The hollowing out of Calgary’s core has hit its highest level in more than 30 years and the situation in what was once the thriving financial pulse of the energy industry is likely to worsen, a commercial real estate firm says.

In an update released Wednesday, CBRE Canada estimates the city’s downtown office vacancy rate was 20.2 per cent in the first quarter ended March 31, almost twice as high as the 11.8 per cent vacancy rate in the same period a year ago.

Greg Kwong, regional managing director at CBRE, said it’s the first time since 1983 that more than one fifth of office space was available in downtown Calgary, and the city is on track to hit a new record above the 22 per cent rate.

"It’s going to get a little bit worse before it gets better," said Kwong. "Unless oil jumps back to $80 a barrel, I don’t think we’ll go down to the teens."

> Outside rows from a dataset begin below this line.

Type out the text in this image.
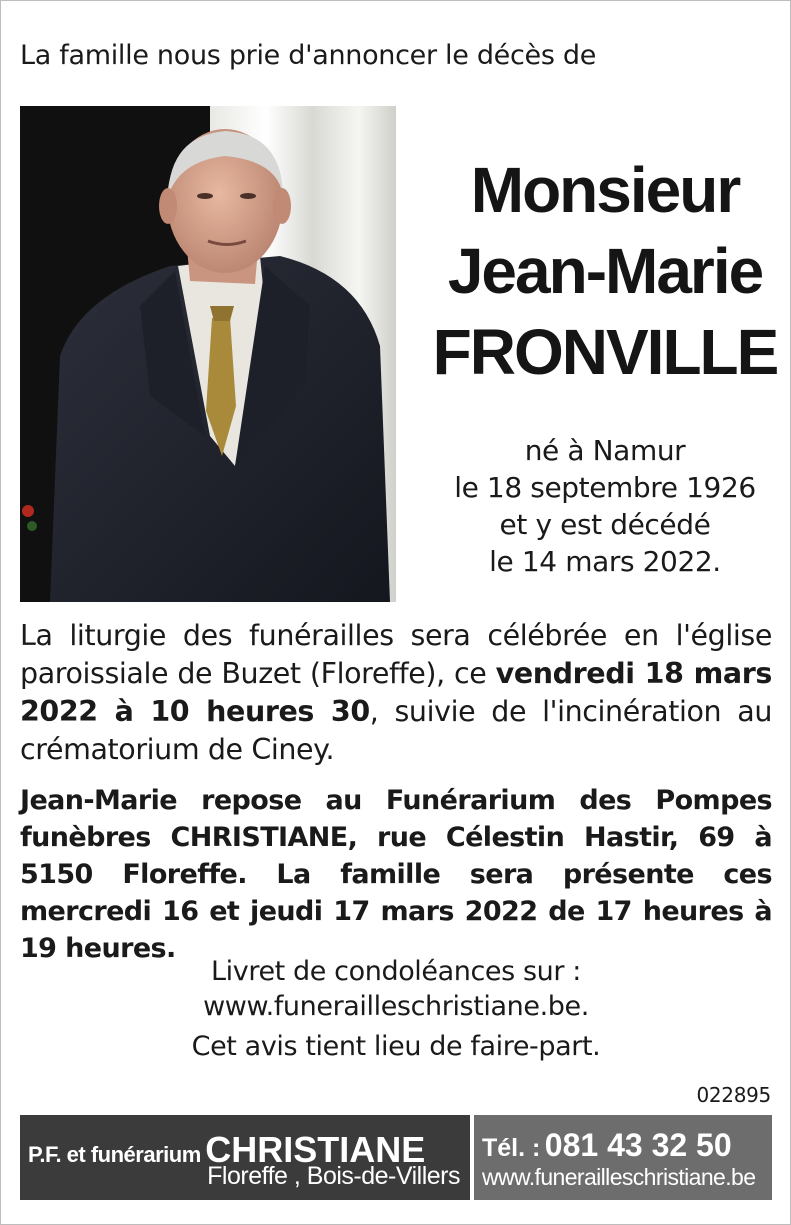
La famille nous prie d'annoncer le décès de
Monsieur
Jean-Marie
FRONVILLE
né à Namur
le 18 septembre 1926
et y est décédé
le 14 mars 2022.
La liturgie des funérailles sera célébrée en l'église paroissiale de Buzet (Floreffe), ce vendredi 18 mars 2022 à 10 heures 30, suivie de l'incinération au crématorium de Ciney.
Jean-Marie repose au Funérarium des Pompes funèbres CHRISTIANE, rue Célestin Hastir, 69 à 5150 Floreffe. La famille sera présente ces mercredi 16 et jeudi 17 mars 2022 de 17 heures à 19 heures.
Livret de condoléances sur :
www.funerailleschristiane.be.
Cet avis tient lieu de faire-part.
022895
P.F. et funérarium CHRISTIANE
Floreffe , Bois-de-Villers
Tél. : 081 43 32 50
www.funerailleschristiane.be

He said he has been surprised by how quickly Calgary’s market has reversed from the 2009−2014 trend, when it had the lowest vacancies and highest rental rates in Canada.

"It was amazing how robust the market was in November 2014, and literally within four or five months it was amazing how ugly it got here," said Kwong.

"Having gone through a recession in Toronto and a few of them here in Calgary, this one has been very swift."

Calgary’s office market has been hit hard as oil and gas companies continue to cut jobs and consolidate office space due to low crude prices.

The city is now an outlier in Canada’s downtown office market, with Toronto’s vacancies up only slightly in the quarter to 5.3 per cent, while Vancouver’s dropped to 8.8 per cent and Montreal’s was down to 10.8 per cent, according to CBRE.

Vacancy rates also don’t account for the unknown amount of near−empty office space that companies haven’t tried to sublease because there’s no market for them, said Kwong.

"You’ll see some buildings where there are five people on a 40,000−square foot floor," he said.

The downtown core also has about three million square feet of office space under construction, but Kwong said most of that won’t come onto the market for a couple of years.

The extra space could further push up vacancies, but Kwong said another slight increase won’t change the market.

"When you’re talking two or three per cent it’s the same thing," said Kwong. "It sucks."

With rental rates down 28 per cent in a year, prices have dropped to an average of $20.97 per square foot for top−tier class A office space from $29.23 in the same quarter a year ago, CBRE said.

Not all commercial real estate in the city has been as affected though. Suburban office space held steady from the last quarter, and the industrial real estate market is still robust because it’s not tied to oil and gas, Kwong said.